Here is a section of my describe pod:
Name: bokeh-744d4bc9d-5pkzq
Namespace: default
Priority: 0
PriorityClassName: <none>
Node: 10.183.226.51/10.183.226.51
Start Time: Tue, 18 Feb 2020 11:55:44 +0000
Labels: name=bokeh
pod-template-hash=744d4bc9d
Annotations: kubernetes.io/psp: xyz-privileged-psp
Status: Running
IP: 172.30.255.130
Controlled By: ReplicaSet/bokeh-744d4bc9d
Containers:
dashboard-application:
Container ID: containerd://16d10dc5dd89235b0xyz2b5b31f8e313f3f0bb7efe82a12e00c1f01708e2f894
Image: us.icr.io/oss-data-science-np-dal/bokeh:118
Image ID: us.icr.io/oss-data-science-np-dal/bokeh@sha256:037a5b52a6e7c792fdxy80b01e29772dbfc33b10e819774462bee650cf0da
Port: 5006/TCP
Host Port: 0/TCP
State: Running
Started: Tue, 18 Feb 2020 14:25:36 +0000
Last State: Terminated
Reason: OOMKilled
Exit Code: 137
Started: Tue, 18 Feb 2020 14:15:26 +0000
Finished: Tue, 18 Feb 2020 14:23:54 +0000
Ready: True
Restart Count: 17
Limits:
cpu: 800m
memory: 600Mi
Requests:
cpu: 600m
memory: 400Mi
Liveness: http-get http://:5006/ delay=10s timeout=1s period=10s #success=1 #failure=3
Readiness: http-get http://:5006/ delay=10s timeout=1s period=3s #success=1 #failure=3
Environment: <none>
Mounts:
/var/run/secrets/kubernetes.io/serviceaccount from default-token-cjhfk (ro)
Conditions:
Type Status
Initialized True
Ready True
ContainersReady True
PodScheduled True
Volumes:
default-token-cjhfk:
Type: Secret (a volume populated by a Secret)
SecretName: default-token-cjhfk
Optional: false
QoS Class: Burstable
Node-Selectors: <none>
Tolerations: node.kubernetes.io/not-ready:NoExecute for 600s
node.kubernetes.io/unreachable:NoExecute for 600s
Events:
Type Reason Age From Message
---- ------ ---- ---- -------
Warning Unhealthy 36m (x219 over 150m) kubelet, 10.183.226.51 Liveness probe failed: Get http://172.30.255.130:5006/: net/http: request canceled (Client.Timeout exceeded while awaiting headers)

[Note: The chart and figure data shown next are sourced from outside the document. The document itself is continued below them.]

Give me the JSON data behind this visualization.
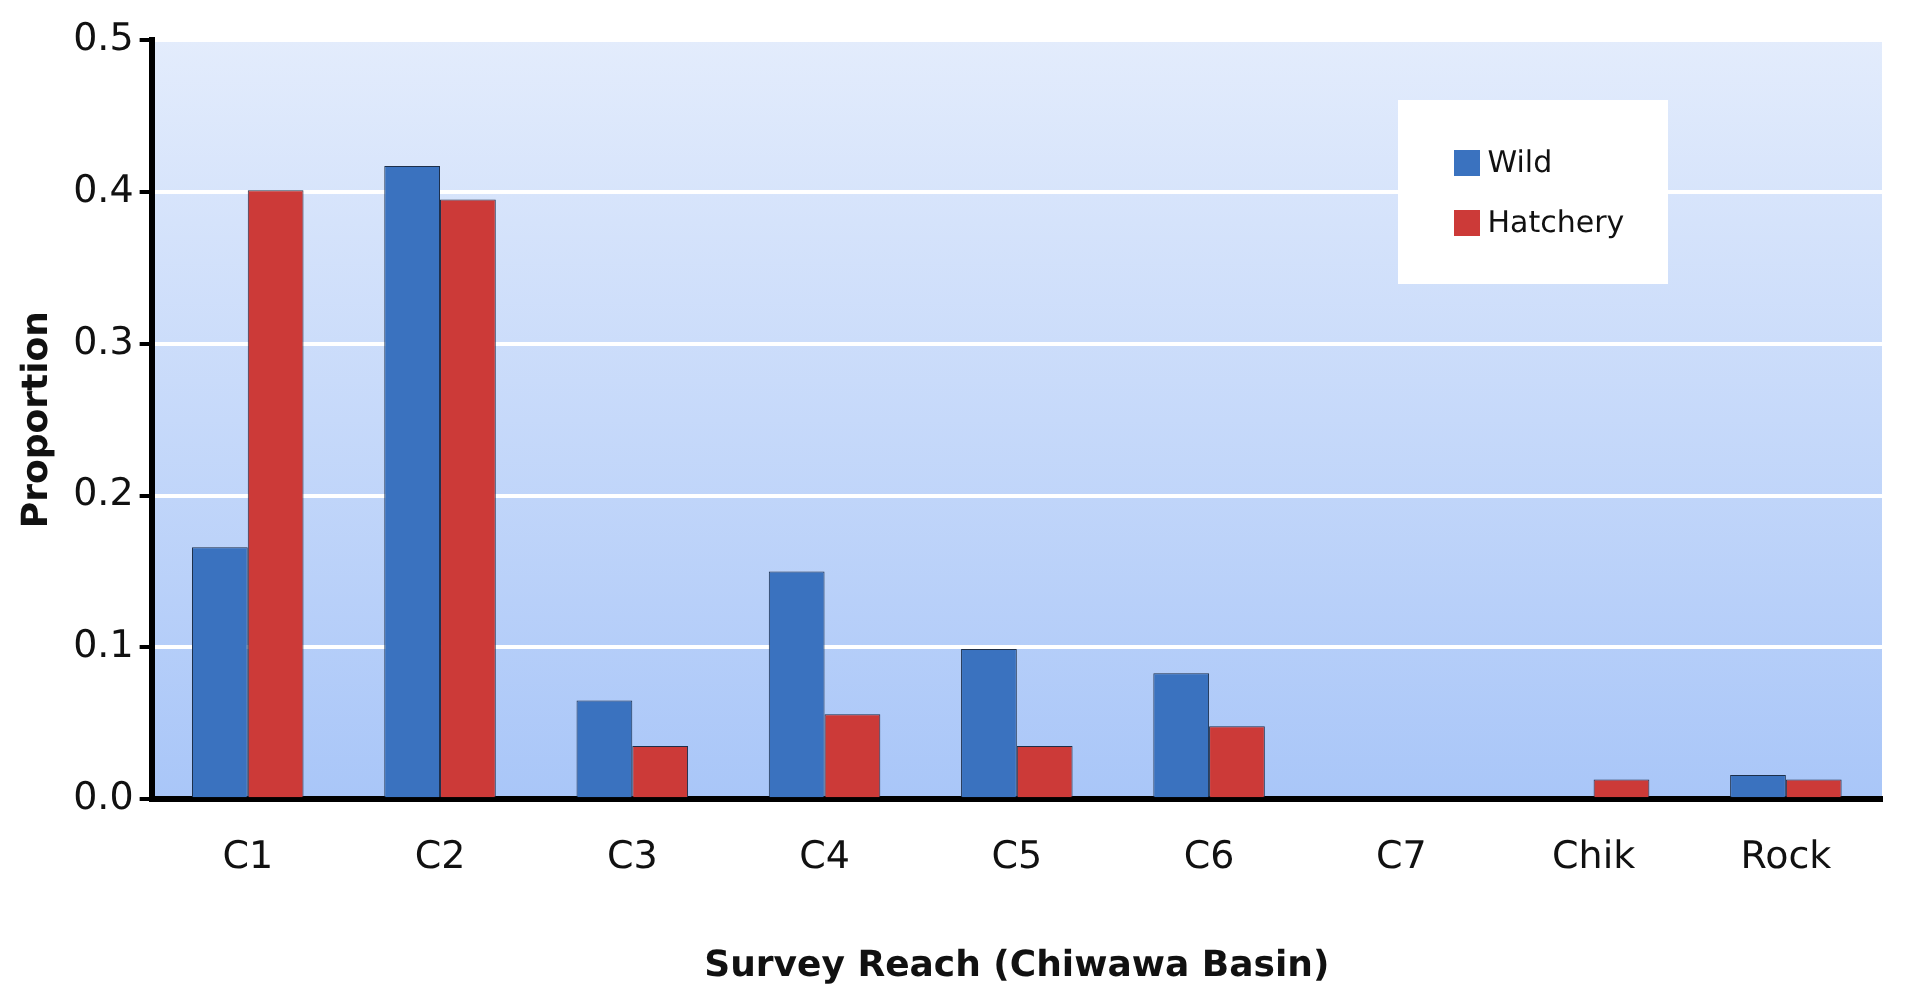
{
  "chart_data": {
    "type": "bar",
    "xlabel": "Survey Reach (Chiwawa Basin)",
    "ylabel": "Proportion",
    "categories": [
      "C1",
      "C2",
      "C3",
      "C4",
      "C5",
      "C6",
      "C7",
      "Chik",
      "Rock"
    ],
    "series": [
      {
        "name": "Wild",
        "color": "#3a72bf",
        "values": [
          0.166,
          0.417,
          0.065,
          0.15,
          0.099,
          0.083,
          0,
          0,
          0.016
        ]
      },
      {
        "name": "Hatchery",
        "color": "#cc3a38",
        "values": [
          0.401,
          0.395,
          0.035,
          0.056,
          0.035,
          0.048,
          0,
          0.013,
          0.013
        ]
      }
    ],
    "ylim": [
      0,
      0.5
    ],
    "yticks": [
      {
        "value": 0,
        "label": "0.0"
      },
      {
        "value": 0.1,
        "label": "0.1"
      },
      {
        "value": 0.2,
        "label": "0.2"
      },
      {
        "value": 0.3,
        "label": "0.3"
      },
      {
        "value": 0.4,
        "label": "0.4"
      },
      {
        "value": 0.5,
        "label": "0.5"
      }
    ],
    "grid": "y",
    "legend": "top right"
  }
}
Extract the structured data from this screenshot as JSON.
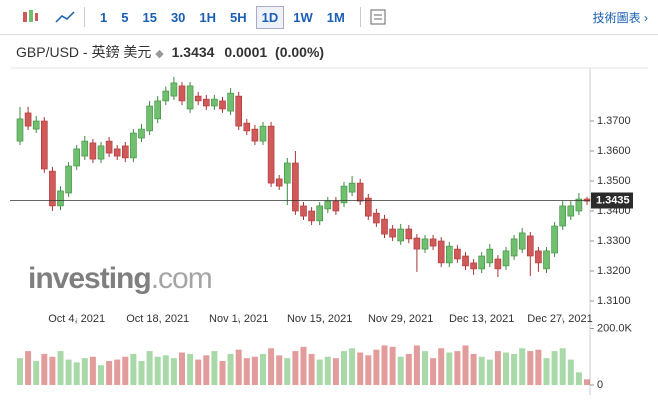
{
  "toolbar": {
    "intervals": [
      "1",
      "5",
      "15",
      "30",
      "1H",
      "5H",
      "1D",
      "1W",
      "1M"
    ],
    "active_interval": "1D",
    "link": "技術圖表 ›"
  },
  "header": {
    "symbol": "GBP/USD - 英鎊 美元",
    "price": "1.3434",
    "change": "0.0001",
    "change_pct": "(0.00%)"
  },
  "chart_data": {
    "type": "candlestick",
    "watermark_brand": "investing",
    "watermark_suffix": ".com",
    "up_color": "#6fbf6f",
    "down_color": "#d05a5a",
    "open": [
      1.3633,
      1.3727,
      1.3673,
      1.37,
      1.3533,
      1.3417,
      1.346,
      1.355,
      1.3583,
      1.3627,
      1.3573,
      1.3633,
      1.3607,
      1.3617,
      1.3577,
      1.3643,
      1.3667,
      1.3707,
      1.3767,
      1.3783,
      1.3817,
      1.374,
      1.3783,
      1.3773,
      1.375,
      1.3767,
      1.3733,
      1.3783,
      1.3693,
      1.3673,
      1.3633,
      1.3683,
      1.3507,
      1.3493,
      1.356,
      1.3417,
      1.34,
      1.3367,
      1.3407,
      1.3433,
      1.3427,
      1.3463,
      1.3493,
      1.3443,
      1.3393,
      1.3373,
      1.334,
      1.33,
      1.334,
      1.331,
      1.3273,
      1.3307,
      1.33,
      1.3227,
      1.3273,
      1.325,
      1.3227,
      1.3207,
      1.3227,
      1.324,
      1.3217,
      1.325,
      1.3273,
      1.3317,
      1.3267,
      1.3207,
      1.326,
      1.335,
      1.3383,
      1.34,
      1.344
    ],
    "high": [
      1.3747,
      1.3747,
      1.3717,
      1.3713,
      1.3547,
      1.3483,
      1.3563,
      1.362,
      1.365,
      1.364,
      1.363,
      1.3647,
      1.362,
      1.363,
      1.3673,
      1.369,
      1.3767,
      1.3783,
      1.3815,
      1.3847,
      1.383,
      1.383,
      1.3797,
      1.3787,
      1.3787,
      1.378,
      1.381,
      1.3797,
      1.3707,
      1.3687,
      1.3697,
      1.3697,
      1.352,
      1.3577,
      1.36,
      1.343,
      1.3413,
      1.343,
      1.3447,
      1.3447,
      1.3497,
      1.3517,
      1.3507,
      1.3457,
      1.3407,
      1.3387,
      1.3353,
      1.3357,
      1.3353,
      1.3323,
      1.332,
      1.332,
      1.3313,
      1.3297,
      1.3287,
      1.3263,
      1.324,
      1.3263,
      1.329,
      1.3253,
      1.328,
      1.332,
      1.3343,
      1.333,
      1.328,
      1.328,
      1.3363,
      1.3433,
      1.3433,
      1.346,
      1.3447
    ],
    "low": [
      1.362,
      1.367,
      1.366,
      1.3527,
      1.34,
      1.3403,
      1.3447,
      1.3537,
      1.357,
      1.356,
      1.356,
      1.358,
      1.357,
      1.3563,
      1.3563,
      1.363,
      1.3653,
      1.3693,
      1.3753,
      1.377,
      1.3753,
      1.3727,
      1.3753,
      1.3737,
      1.3737,
      1.3727,
      1.372,
      1.367,
      1.3653,
      1.362,
      1.362,
      1.348,
      1.347,
      1.342,
      1.3387,
      1.337,
      1.3353,
      1.3353,
      1.3393,
      1.3387,
      1.3413,
      1.345,
      1.342,
      1.337,
      1.3347,
      1.331,
      1.33,
      1.3287,
      1.3293,
      1.3197,
      1.326,
      1.327,
      1.3213,
      1.3213,
      1.3227,
      1.3203,
      1.3187,
      1.3193,
      1.3213,
      1.318,
      1.3203,
      1.3237,
      1.326,
      1.3183,
      1.3197,
      1.3193,
      1.3247,
      1.3337,
      1.337,
      1.3387,
      1.342
    ],
    "close": [
      1.3707,
      1.3683,
      1.37,
      1.354,
      1.3417,
      1.3467,
      1.355,
      1.3607,
      1.3633,
      1.3573,
      1.3617,
      1.3593,
      1.3583,
      1.3577,
      1.366,
      1.3673,
      1.375,
      1.3767,
      1.38,
      1.3827,
      1.3767,
      1.3817,
      1.3767,
      1.375,
      1.3773,
      1.374,
      1.3793,
      1.3683,
      1.3667,
      1.3633,
      1.3683,
      1.3493,
      1.3483,
      1.356,
      1.34,
      1.3383,
      1.3367,
      1.3417,
      1.3433,
      1.34,
      1.3483,
      1.3493,
      1.3433,
      1.3383,
      1.336,
      1.3323,
      1.3313,
      1.334,
      1.3307,
      1.3273,
      1.3307,
      1.3283,
      1.3227,
      1.3283,
      1.324,
      1.3217,
      1.3207,
      1.325,
      1.3273,
      1.3207,
      1.3267,
      1.3307,
      1.3327,
      1.325,
      1.3227,
      1.3267,
      1.335,
      1.3417,
      1.3417,
      1.344,
      1.3433
    ],
    "volume": [
      95000,
      120000,
      85000,
      110000,
      100000,
      120000,
      90000,
      80000,
      95000,
      100000,
      70000,
      85000,
      90000,
      100000,
      110000,
      85000,
      120000,
      100000,
      105000,
      95000,
      115000,
      110000,
      90000,
      105000,
      120000,
      85000,
      110000,
      125000,
      95000,
      100000,
      110000,
      130000,
      105000,
      95000,
      120000,
      135000,
      110000,
      90000,
      100000,
      95000,
      120000,
      130000,
      115000,
      105000,
      125000,
      140000,
      135000,
      100000,
      110000,
      140000,
      120000,
      95000,
      130000,
      115000,
      120000,
      140000,
      110000,
      100000,
      90000,
      120000,
      115000,
      110000,
      130000,
      120000,
      125000,
      95000,
      120000,
      130000,
      90000,
      45000,
      20000
    ],
    "xticks": [
      {
        "value": 7,
        "label": "Oct 4, 2021"
      },
      {
        "value": 17,
        "label": "Oct 18, 2021"
      },
      {
        "value": 27,
        "label": "Nov 1, 2021"
      },
      {
        "value": 37,
        "label": "Nov 15, 2021"
      },
      {
        "value": 47,
        "label": "Nov 29, 2021"
      },
      {
        "value": 57,
        "label": "Dec 13, 2021"
      },
      {
        "value": 67,
        "label": "Dec 27, 2021"
      }
    ],
    "ylim": [
      1.305,
      1.387
    ],
    "yticks": [
      {
        "value": 1.37,
        "label": "1.3700"
      },
      {
        "value": 1.36,
        "label": "1.3600"
      },
      {
        "value": 1.35,
        "label": "1.3500"
      },
      {
        "value": 1.34,
        "label": "1.3400"
      },
      {
        "value": 1.33,
        "label": "1.3300"
      },
      {
        "value": 1.32,
        "label": "1.3200"
      },
      {
        "value": 1.31,
        "label": "1.3100"
      }
    ],
    "last_price": {
      "value": 1.3435,
      "label": "1.3435"
    },
    "volume_lim": [
      0,
      230000
    ],
    "volume_ticks": [
      {
        "value": 200000,
        "label": "200.0K"
      },
      0
    ]
  }
}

Warning BackOff 21m (x34 over 134m) kubelet, 10.183.226.51 Back-off restarting failed container
Warning Unhealthy 10m (x72 over 150m) kubelet, 10.183.226.51 Readiness probe failed: Get http://172.30.255.130:5006/RCA: net/http: request canceled (Client.Timeout exceeded while awaiting headers)
Warning Unhealthy 6m4s (x957 over 150m) kubelet, 10.183.226.51 Readiness probe failed: Get http://172.30.255.130:5006/: net/http: request canceled (Client.Timeout exceeded while awaiting headers)
Warning Unhealthy 68s (x23 over 147m) kubelet, 10.183.226.51 Liveness probe failed: Get http://172.30.255.130:5006/RCA: net/http: request canceled (Client.Timeout exceeded while awaiting headers)
I'm new to k8s, so any information you have to spare on this kind of issue will be much appreciated!
If a Container allocates more memory than its limit, the Container becomes a candidate for termination. If the Container continues to consume memory beyond its limit, the Container is terminated. If a terminated Container can be restarted, the kubelet restarts it, as with any other type of runtime failure. This is documented here.
You may have to increase limits and requests in your pod spec. Check the official doc here.
Other way to look at it is to try to optimize your code so that it does not exceed the memory specified in limits.